Thesis of Benoît Roussel


Subject:
Occlusion Handling in Multi-Object Tracking

Start date: 01/12/2023
End date (estimated): 01/12/2026

Advisor: Liming Chen

Summary:

Occlusions (i.e., when objects are partially or completely obscured by other objects) remain a significant barrier to high

performance in scene understanding tasks. This doctoral research project aims to improve multi-object (e.g., pedestrians and

vehicles) tracking (MOT) models to make them robust to occlusions. Occlusions are challenging because:

(i)Public dataset annotations typically prioritize visible data, which is easier for humans to annotate.
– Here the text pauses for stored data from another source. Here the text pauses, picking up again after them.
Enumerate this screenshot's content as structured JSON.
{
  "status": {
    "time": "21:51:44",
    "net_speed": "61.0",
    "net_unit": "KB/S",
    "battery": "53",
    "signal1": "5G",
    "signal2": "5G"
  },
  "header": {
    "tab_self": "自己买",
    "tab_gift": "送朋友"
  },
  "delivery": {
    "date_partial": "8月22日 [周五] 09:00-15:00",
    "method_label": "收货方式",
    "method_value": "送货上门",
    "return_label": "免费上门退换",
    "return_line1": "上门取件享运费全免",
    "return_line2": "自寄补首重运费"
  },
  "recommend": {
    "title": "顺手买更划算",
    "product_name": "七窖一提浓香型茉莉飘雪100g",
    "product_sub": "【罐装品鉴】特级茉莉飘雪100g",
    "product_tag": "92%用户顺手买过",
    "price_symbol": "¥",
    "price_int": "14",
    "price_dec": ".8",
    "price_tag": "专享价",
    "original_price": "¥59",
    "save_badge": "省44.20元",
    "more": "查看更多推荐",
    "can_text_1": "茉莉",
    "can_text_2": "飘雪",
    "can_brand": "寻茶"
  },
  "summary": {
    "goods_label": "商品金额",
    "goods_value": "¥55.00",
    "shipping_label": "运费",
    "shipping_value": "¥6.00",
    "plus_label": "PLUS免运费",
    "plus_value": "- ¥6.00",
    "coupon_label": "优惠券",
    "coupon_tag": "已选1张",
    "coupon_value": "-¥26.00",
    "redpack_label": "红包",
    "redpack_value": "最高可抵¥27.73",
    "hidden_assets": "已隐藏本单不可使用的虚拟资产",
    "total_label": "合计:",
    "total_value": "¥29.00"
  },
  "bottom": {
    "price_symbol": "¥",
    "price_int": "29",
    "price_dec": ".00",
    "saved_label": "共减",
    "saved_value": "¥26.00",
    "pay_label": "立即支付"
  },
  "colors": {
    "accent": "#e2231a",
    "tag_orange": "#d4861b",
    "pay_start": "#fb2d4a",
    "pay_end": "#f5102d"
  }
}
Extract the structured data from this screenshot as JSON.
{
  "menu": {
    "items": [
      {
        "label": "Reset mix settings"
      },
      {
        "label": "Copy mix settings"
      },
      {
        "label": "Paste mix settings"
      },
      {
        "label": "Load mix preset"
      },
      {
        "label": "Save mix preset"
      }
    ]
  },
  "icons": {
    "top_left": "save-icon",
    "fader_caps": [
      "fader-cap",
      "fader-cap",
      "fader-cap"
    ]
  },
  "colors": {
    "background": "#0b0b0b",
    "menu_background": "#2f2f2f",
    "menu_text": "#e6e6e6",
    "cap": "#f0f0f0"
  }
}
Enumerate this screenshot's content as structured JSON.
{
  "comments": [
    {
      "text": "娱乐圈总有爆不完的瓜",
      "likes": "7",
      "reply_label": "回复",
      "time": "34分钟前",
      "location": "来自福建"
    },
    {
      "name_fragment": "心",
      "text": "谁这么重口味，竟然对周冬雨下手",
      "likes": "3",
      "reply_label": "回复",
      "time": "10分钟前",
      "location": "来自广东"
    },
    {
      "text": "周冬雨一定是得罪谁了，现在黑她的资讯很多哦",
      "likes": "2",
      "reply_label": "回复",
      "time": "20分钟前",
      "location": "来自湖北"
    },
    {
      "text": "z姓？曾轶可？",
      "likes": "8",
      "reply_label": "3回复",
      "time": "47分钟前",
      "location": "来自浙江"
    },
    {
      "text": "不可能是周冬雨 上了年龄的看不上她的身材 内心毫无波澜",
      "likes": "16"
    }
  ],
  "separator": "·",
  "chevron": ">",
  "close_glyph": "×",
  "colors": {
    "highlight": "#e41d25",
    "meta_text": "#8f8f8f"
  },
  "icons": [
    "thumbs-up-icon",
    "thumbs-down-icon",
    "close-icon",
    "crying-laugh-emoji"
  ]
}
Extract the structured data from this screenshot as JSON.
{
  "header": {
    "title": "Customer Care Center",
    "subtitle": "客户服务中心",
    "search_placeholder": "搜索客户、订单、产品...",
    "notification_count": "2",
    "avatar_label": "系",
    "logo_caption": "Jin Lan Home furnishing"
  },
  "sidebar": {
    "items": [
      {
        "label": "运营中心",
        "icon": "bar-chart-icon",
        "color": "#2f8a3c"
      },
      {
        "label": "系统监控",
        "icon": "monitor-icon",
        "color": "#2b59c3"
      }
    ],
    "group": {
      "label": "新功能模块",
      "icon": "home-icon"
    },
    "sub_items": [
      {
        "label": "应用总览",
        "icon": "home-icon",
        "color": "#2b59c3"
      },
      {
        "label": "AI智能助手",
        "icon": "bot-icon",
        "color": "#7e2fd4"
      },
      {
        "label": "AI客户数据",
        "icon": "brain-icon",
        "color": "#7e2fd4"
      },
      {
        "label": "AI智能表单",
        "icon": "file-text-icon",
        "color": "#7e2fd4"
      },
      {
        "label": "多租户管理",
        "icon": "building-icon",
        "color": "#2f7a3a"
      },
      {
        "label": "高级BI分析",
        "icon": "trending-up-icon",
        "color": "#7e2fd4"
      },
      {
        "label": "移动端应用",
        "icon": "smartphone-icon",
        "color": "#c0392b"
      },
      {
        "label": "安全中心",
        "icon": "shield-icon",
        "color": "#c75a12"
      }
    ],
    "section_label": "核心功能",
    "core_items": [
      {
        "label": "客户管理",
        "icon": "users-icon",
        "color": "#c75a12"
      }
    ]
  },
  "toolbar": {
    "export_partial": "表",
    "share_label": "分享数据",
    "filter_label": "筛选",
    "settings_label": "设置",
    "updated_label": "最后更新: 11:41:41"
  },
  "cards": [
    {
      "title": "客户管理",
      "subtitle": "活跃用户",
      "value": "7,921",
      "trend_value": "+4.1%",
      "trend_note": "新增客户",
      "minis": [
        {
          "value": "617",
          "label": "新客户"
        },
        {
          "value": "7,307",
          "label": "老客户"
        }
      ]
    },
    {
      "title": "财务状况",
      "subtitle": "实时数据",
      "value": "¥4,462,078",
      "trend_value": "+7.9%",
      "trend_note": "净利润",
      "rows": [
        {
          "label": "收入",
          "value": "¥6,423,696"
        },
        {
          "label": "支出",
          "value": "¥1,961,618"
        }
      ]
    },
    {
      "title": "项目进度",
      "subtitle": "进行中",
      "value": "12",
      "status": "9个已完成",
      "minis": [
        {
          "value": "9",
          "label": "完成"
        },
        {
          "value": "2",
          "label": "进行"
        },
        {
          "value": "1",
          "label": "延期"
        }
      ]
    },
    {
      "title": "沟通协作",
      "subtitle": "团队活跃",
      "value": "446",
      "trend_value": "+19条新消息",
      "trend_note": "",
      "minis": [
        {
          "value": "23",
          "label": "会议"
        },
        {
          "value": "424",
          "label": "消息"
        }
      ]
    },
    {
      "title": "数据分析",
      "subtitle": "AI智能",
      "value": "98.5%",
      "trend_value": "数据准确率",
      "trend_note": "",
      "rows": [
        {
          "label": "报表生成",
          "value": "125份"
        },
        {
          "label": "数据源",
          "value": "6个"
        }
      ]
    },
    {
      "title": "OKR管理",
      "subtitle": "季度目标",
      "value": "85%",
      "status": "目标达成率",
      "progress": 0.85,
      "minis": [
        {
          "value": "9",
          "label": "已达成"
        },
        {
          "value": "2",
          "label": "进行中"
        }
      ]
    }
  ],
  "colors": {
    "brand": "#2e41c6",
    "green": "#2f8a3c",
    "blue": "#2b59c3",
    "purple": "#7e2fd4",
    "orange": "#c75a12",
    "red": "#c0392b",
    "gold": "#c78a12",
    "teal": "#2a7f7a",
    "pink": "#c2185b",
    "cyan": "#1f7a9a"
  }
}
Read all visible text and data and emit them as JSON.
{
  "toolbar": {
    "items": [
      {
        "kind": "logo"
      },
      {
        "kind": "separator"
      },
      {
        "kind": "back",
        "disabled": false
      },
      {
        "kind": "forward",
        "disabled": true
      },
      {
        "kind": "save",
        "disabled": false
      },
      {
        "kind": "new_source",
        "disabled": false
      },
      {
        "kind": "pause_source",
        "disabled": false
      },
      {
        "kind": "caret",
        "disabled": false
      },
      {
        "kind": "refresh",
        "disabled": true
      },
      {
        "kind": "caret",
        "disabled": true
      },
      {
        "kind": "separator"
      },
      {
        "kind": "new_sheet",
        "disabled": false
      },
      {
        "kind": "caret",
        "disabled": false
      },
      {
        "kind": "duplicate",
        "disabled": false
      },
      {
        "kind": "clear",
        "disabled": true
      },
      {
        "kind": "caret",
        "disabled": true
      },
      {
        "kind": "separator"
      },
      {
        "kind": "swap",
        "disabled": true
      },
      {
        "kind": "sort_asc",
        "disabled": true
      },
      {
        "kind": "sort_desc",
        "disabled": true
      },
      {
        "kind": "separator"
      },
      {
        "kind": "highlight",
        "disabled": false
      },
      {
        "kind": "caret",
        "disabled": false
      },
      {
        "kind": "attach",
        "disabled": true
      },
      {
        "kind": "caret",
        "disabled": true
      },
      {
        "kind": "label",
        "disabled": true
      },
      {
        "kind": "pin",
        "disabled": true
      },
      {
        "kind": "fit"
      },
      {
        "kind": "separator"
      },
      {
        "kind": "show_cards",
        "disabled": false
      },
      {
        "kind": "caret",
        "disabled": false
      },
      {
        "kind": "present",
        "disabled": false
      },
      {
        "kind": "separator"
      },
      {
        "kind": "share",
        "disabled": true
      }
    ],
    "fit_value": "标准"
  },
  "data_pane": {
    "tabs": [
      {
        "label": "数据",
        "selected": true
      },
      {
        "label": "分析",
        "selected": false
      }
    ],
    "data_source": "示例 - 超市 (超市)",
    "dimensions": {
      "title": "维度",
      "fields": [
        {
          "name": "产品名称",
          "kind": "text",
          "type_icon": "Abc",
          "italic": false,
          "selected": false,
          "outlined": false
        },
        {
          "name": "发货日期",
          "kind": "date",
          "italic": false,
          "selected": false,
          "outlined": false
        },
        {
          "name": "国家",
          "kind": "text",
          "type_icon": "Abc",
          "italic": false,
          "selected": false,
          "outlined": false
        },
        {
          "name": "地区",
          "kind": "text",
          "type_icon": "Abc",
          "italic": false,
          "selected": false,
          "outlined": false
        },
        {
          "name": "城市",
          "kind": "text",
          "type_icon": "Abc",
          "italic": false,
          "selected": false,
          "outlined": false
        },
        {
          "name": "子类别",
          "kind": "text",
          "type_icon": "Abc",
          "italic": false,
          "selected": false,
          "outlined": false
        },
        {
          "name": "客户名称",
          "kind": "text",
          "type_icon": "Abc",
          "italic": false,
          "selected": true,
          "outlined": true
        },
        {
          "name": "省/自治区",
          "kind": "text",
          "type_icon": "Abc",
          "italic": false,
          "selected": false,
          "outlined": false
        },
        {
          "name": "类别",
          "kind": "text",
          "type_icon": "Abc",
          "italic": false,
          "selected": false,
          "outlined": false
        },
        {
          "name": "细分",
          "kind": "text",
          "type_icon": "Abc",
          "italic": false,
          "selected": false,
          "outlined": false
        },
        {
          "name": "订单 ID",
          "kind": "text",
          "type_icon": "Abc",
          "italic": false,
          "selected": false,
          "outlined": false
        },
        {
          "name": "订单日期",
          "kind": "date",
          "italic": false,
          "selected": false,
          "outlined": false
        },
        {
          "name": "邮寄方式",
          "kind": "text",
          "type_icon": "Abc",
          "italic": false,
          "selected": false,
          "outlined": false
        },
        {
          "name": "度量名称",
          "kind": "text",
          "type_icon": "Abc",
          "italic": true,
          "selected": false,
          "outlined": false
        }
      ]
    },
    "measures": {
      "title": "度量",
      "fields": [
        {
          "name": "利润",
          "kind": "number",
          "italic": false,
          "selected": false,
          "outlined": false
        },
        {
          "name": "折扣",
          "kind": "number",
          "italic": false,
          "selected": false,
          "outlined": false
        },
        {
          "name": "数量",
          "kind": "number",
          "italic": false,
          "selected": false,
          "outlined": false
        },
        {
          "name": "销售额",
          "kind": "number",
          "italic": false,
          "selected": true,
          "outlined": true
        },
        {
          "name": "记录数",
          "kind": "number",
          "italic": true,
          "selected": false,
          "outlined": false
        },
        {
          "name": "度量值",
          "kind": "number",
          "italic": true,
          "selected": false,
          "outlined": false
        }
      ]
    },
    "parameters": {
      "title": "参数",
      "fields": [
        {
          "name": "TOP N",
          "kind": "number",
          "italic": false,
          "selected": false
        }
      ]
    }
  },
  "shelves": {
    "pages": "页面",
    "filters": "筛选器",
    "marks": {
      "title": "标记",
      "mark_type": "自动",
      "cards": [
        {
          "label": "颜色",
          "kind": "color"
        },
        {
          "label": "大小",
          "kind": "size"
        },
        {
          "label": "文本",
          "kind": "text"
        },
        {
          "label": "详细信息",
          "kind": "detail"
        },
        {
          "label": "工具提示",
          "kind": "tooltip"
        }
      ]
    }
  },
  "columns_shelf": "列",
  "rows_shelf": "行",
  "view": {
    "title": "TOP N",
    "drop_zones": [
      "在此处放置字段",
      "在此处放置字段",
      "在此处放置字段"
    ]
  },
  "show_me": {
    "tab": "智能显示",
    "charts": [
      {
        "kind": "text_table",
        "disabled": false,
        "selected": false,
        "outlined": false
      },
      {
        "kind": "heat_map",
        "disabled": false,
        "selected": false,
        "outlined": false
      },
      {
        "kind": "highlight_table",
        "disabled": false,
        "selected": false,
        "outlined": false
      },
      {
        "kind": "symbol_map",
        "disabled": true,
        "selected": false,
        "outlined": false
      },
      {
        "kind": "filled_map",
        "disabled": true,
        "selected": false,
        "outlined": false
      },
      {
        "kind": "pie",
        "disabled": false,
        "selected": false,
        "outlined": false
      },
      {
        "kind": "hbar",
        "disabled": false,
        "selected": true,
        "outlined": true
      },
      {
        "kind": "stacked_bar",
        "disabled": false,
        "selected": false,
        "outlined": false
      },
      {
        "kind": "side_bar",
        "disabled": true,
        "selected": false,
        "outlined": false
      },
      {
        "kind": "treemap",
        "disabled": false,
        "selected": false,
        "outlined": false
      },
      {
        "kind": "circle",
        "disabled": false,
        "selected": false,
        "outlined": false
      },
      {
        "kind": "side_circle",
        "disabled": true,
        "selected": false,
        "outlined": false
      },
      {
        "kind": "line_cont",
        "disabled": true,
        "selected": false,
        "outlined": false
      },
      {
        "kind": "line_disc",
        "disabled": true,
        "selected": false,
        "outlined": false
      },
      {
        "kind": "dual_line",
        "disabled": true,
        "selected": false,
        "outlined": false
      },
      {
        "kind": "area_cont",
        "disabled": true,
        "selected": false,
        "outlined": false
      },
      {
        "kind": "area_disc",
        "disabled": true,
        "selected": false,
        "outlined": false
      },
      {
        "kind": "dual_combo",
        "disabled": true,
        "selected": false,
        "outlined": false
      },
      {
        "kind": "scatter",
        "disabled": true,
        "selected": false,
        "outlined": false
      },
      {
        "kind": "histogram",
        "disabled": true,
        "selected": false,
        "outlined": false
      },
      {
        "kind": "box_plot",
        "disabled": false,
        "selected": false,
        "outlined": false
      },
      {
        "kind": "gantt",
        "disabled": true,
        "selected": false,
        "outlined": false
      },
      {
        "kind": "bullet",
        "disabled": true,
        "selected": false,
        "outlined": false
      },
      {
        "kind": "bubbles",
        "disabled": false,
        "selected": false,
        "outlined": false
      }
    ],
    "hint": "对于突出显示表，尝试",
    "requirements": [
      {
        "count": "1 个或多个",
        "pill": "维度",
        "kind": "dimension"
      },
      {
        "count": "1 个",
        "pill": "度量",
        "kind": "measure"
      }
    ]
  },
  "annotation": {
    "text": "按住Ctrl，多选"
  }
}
This bias in annotation

leads to a scarcity of labeled data that handle occlusions effectively.

(ii)Even when non visible parts of objects are fully annotated, models struggle to directly link hidden elements with visual

patterns, and have to rely heavily on contextual cues from the spatio-temporal surrounding of the element, which

often requires significantly more training data. The same phenomenon arises in 3D detection/tracking, as it typically

necessitates looking beyond pixel-based visual patterns.

To address the above mentioned difficulties, the use of very large datasets with non-human supervision (or limiting it to a few

examples) in training is a promising approach. One way is to exploit the implicit signals present in the spatio-temporal context of

many unlabeled videos, using self-supervised learning. Another is to use synthetic data generated by simulation engines, which

can benefit from having perfect labels (thereby benefiting the aforementioned 3D tasks as well). Both offer the advantage of

being relatively unlimited in dataset size, the first focusing on the quality/realism of the data and the second focusing on the

quality of the labels. By combining the two, the goal is to leverage the large size and high quality of both the data and labels,

thereby enhancing the overall training process and ultimately improving the performance of scene understanding algorithms in

difficult and dense scenarios